Seriously, is that "art"?


----------



## mdk

Socks with sandals!? Dafuck indeed.


----------



## skye

That's sewerage.

The old lady got it  right there.


----------



## skye

fumigate fumigate fumigate


----------



## eflatminor

Pete7469 said:


> Seriously, is that "art"?



Indeed it is.

Bad art is still art.


----------



## Pete7469

skye said:


> fumigate fumigate fumigate




I know right? It almost made me want to get maced.

I've been through tear gas training though... 

Hence the almost.


----------



## skye

Pete7469 said:


> skye said:
> 
> 
> 
> fumigate fumigate fumigate
> 
> 
> 
> 
> 
> I know right? It almost made me want to get maced.
> 
> I've been through tear gas training though...
> 
> Hence the almost.
Click to expand...



yeah

freaking fumigate the whole place


----------



## mdk

I think I'll stick with Pittsburgh Symphony Orchestra.


----------



## Pete7469

mdk said:


> I think I'll stick with Pittsburgh Symphony Orchestra.

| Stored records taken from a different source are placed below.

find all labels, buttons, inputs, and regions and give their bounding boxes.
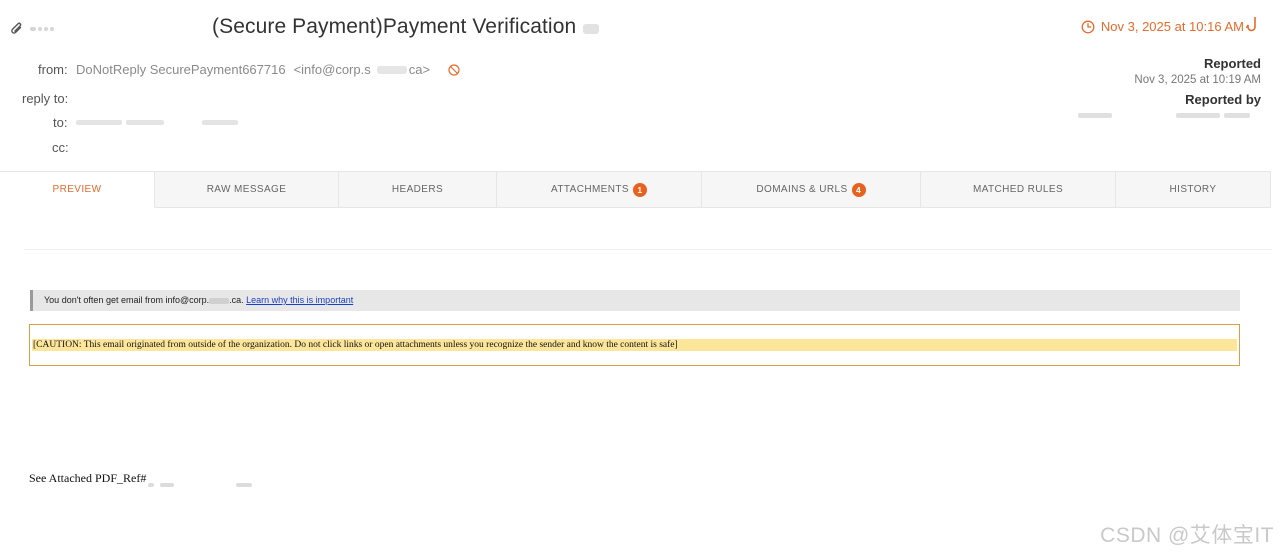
- subject-redaction: [30, 18, 202, 49]
- domain-redaction: [209, 297, 230, 304]
- reported-by-label: Reported by: [1185, 92, 1261, 107]
- tab-matched-rules[interactable]: MATCHED RULES: [921, 172, 1116, 208]
- tab-preview[interactable]: PREVIEW: [0, 172, 155, 208]
- tab-label: ATTACHMENTS: [551, 184, 629, 195]
- tab-label: HEADERS: [391, 184, 444, 195]
- tab-label: PREVIEW: [52, 184, 102, 195]
- email-body: See Attached PDF_Ref#: [29, 471, 258, 487]
- body-text: See Attached PDF_Ref#: [29, 471, 147, 485]
- watermark: CSDN @艾体宝IT: [1100, 524, 1274, 547]
- notice-text-end: .ca.: [229, 295, 244, 305]
- tab-attachments[interactable]: ATTACHMENTS 1: [497, 172, 702, 208]
- learn-why-link[interactable]: Learn why this is important: [246, 295, 353, 305]
- external-sender-notice: You don't often get email from info@corp…: [30, 290, 1240, 311]
- from-address-end: ca>: [408, 62, 431, 77]
- reported-by-redaction: [1078, 113, 1250, 118]
- received-timestamp: Nov 3, 2025 at 10:16 AM: [1081, 19, 1244, 34]
- reported-label: Reported: [1203, 56, 1261, 71]
- tab-bar: PREVIEW RAW MESSAGE HEADERS ATTACHMENTS …: [0, 171, 1271, 208]
- email-subject: (Secure Payment)Payment Verification: [212, 15, 577, 38]
- ban-icon[interactable]: [448, 63, 460, 76]
- from-name: DoNotReply SecurePayment667716: [76, 62, 286, 77]
- domains-count-badge: 4: [851, 182, 866, 197]
- from-label: from:: [38, 62, 68, 77]
- from-value: DoNotReply SecurePayment667716 <info@cor…: [76, 62, 460, 77]
- received-date: Nov 3, 2025 at 10:16 AM: [1100, 19, 1244, 34]
- address-redaction: [376, 65, 407, 74]
- tab-label: MATCHED RULES: [972, 184, 1064, 195]
- cc-label: cc:: [52, 140, 69, 155]
- tab-label: HISTORY: [1169, 184, 1217, 195]
- tab-label: DOMAINS & URLS: [756, 184, 848, 195]
- subject-redaction-tail: [583, 24, 599, 34]
- preview-divider: [24, 249, 1272, 250]
- reported-date: Nov 3, 2025 at 10:19 AM: [1134, 74, 1261, 86]
- notice-text-start: You don't often get email from info@corp…: [44, 295, 210, 305]
- tab-raw-message[interactable]: RAW MESSAGE: [155, 172, 339, 208]
- paperclip-icon: [11, 22, 22, 34]
- tab-domains-urls[interactable]: DOMAINS & URLS 4: [702, 172, 921, 208]
- tab-headers[interactable]: HEADERS: [339, 172, 497, 208]
- reply-to-label: reply to:: [22, 91, 69, 106]
- clock-icon: [1081, 20, 1095, 33]
- attachments-count-badge: 1: [632, 182, 647, 197]
- caution-banner: [CAUTION: This email originated from out…: [29, 324, 1240, 366]
- to-label: to:: [53, 115, 68, 130]
- tab-history[interactable]: HISTORY: [1116, 172, 1271, 208]
- tab-label: RAW MESSAGE: [206, 184, 287, 195]
- reference-redaction: [148, 476, 258, 487]
- subject-row: (Secure Payment)Payment Verification Nov…: [0, 10, 1280, 49]
- from-address-start: <info@corp.s: [293, 62, 371, 77]
- to-redaction: [76, 120, 238, 125]
- caution-text: [CAUTION: This email originated from out…: [32, 339, 1237, 351]
- fishing-hook-icon[interactable]: [1246, 16, 1260, 34]
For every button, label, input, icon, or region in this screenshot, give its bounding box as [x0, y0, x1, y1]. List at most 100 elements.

My first grade daughter's water colors are of higher quality than anything I've seen that people call "art" in a long time.


----------



## JGalt

There must be a lot of wacky liberals in Hungary.


----------



## mdk

Pete7469 said:


> mdk said:
> 
> 
> 
> I think I'll stick with Pittsburgh Symphony Orchestra.
> 
> 
> 
> 
> My first grade daughter's water colors are of higher quality than anything I've seen that people call "art" in a long time.
Click to expand...


I never could grasp water colors. It's always looked someone left rainbow sherbet out all night. lol


----------



## karpenter

eflatminor said:
			
		

> Indeed it is
> 
> Bad art is still art


Elephants Do It
Presenting Ruby The Elephant !!
When I see an elephant...paint?

I Believe The One Portrait May Be Staged
But The Abstraction Might Be True









[/QUOTE]


----------



## Crepitus

Pete7469 said:


> Seriously, is that "art"?


Ok, so.what kinda freaky porn were you searching for what you found that?


----------



## Gracie

People roll around in human excrement and call it art. One even shot a puppy and called it art. 
"Art" word is just an excuse to be an asshole while being insane.


----------



## karpenter

eflatminor said:
			
		

> Bad art is still art.


Oh...

I've Been Trying To Explain The Visionary Warhol
To The Illustrator Rockwell

Now I Know


----------